Последние слова она уже выкрикнула, разревелась и выскочила из комнаты. Я злился. В голове вертелось одно и то же: «А ты? Ты куда смотрела? Ты не питала его пижонство своей безрассудной любовью?». Но ничего умнее, кроме «А ты, а ты?», в голову не приходило.

Алешку я нашел во дворе. Он сидел возле «козлятников» и безучастно наблюдал за их игрой. При моем появлении Алешка встал, и мы, не сговариваясь, вышли со двора. Вот так в юности мы могли бродить сколько и где угодно, и спорить, и спорить, и спорить. Сейчас нам было не до этого. Надо было высказать друг другу все, что накопилось за эти годы. И мы говорили. Я слушал Алешку и все больше убеждался — перед мной совсем другой человек. Ни хвастовства, ни позы, никаких претензий. Мне даже стало страшно, что Таранов из одной крайности может перейти к другой. А когда он, взяв меня под руку, начал заговорщицким тоном рассказывать, что ему наклевывается место начальника отдела, я понял, что мои опасения подтвердились. Мне стало жаль друга. Я смотрел на него и думал: «Жизнь все-таки встряхнула тебя, но вместо того, чтобы принять нормальную позу, ты согнулся».

Алешка словно угадал мои мысли.

— Ничего, брат. Лучше трезвая оценка, нежели пьяная фантазия.

Я вспомнил Лильку. Наверное, она права. Мы боимся правды. Но чтобы не врать, просто молчим. На этот раз я решил не молчать.

— А может быть, это просто тяжелое похмелье? То казалось, одной рукой гору своротишь, а то стакана до рта донести не можешь?

Прошли не один квартал, прежде чем Алешка ответил:

— Может быть, ты и прав, может быть…

Больше мы на эту тему не говорили. Бродили, пока не зажглись первые фонари. Вернулись домой. Ужин уже был на столе. Лилька, накрашенная и напудренная, весело улыбалась.
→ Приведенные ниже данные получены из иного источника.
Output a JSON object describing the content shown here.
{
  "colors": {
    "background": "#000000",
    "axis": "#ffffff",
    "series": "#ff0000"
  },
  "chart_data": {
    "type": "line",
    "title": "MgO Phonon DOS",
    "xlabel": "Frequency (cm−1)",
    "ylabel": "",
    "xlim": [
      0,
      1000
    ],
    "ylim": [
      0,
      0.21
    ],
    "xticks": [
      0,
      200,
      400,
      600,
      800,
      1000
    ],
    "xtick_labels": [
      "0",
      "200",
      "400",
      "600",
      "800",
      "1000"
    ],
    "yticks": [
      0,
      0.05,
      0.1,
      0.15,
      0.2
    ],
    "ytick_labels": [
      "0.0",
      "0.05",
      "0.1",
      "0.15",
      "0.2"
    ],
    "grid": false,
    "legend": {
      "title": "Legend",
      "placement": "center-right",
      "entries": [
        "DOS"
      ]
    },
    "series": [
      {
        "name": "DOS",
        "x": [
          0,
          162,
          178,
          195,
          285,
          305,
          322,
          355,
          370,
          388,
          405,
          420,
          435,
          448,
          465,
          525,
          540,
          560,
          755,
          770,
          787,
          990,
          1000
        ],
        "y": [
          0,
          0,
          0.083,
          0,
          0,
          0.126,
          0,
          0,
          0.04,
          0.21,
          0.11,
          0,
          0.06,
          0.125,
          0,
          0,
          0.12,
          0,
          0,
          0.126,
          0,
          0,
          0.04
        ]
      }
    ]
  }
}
В эту ночь мы вновь не спали. Спорили. Обо всем. И о демократии, и о свободе личности, и о литературе, и о сельском хозяйстве, и о развитии черной металлургии… Моим оппонентом была Лилька. Она «знала все». Я с ужасом вспоминал такую же ночь семилетней давности. Но там были хоть и недоношенные, но мысли. Здесь в каждом случае выдвигался единственный и всепобеждающий аргумент: «Знаю и все». Алешку Лилька вообще не слушала. Она отмахивалась от него и нападала на меня. Она тоже напоминала боксера, но только зеленого новичка. Его и ударить жалко, и не ударить нельзя.

К утру я выдохся так, что самым заветным желанием стало удрать на вокзал, сесть на поезд и уехать подальше от этой истерии разочарования и желчи. Лилька умолкла, только когда я начал укладывать чемодан. Ни она, ни Алешка меня не удерживали и не говорили ни слова. Я тоже чувствовал себя неловко. Но о том, чтобы остаться, не могло быть и речи.

На вокзале мы, как и в прошлый раз, несли какую-то чушь и делали вид, что расстаемся, ну самое большее, на несколько дней. А внутри скребло, внутри ныло.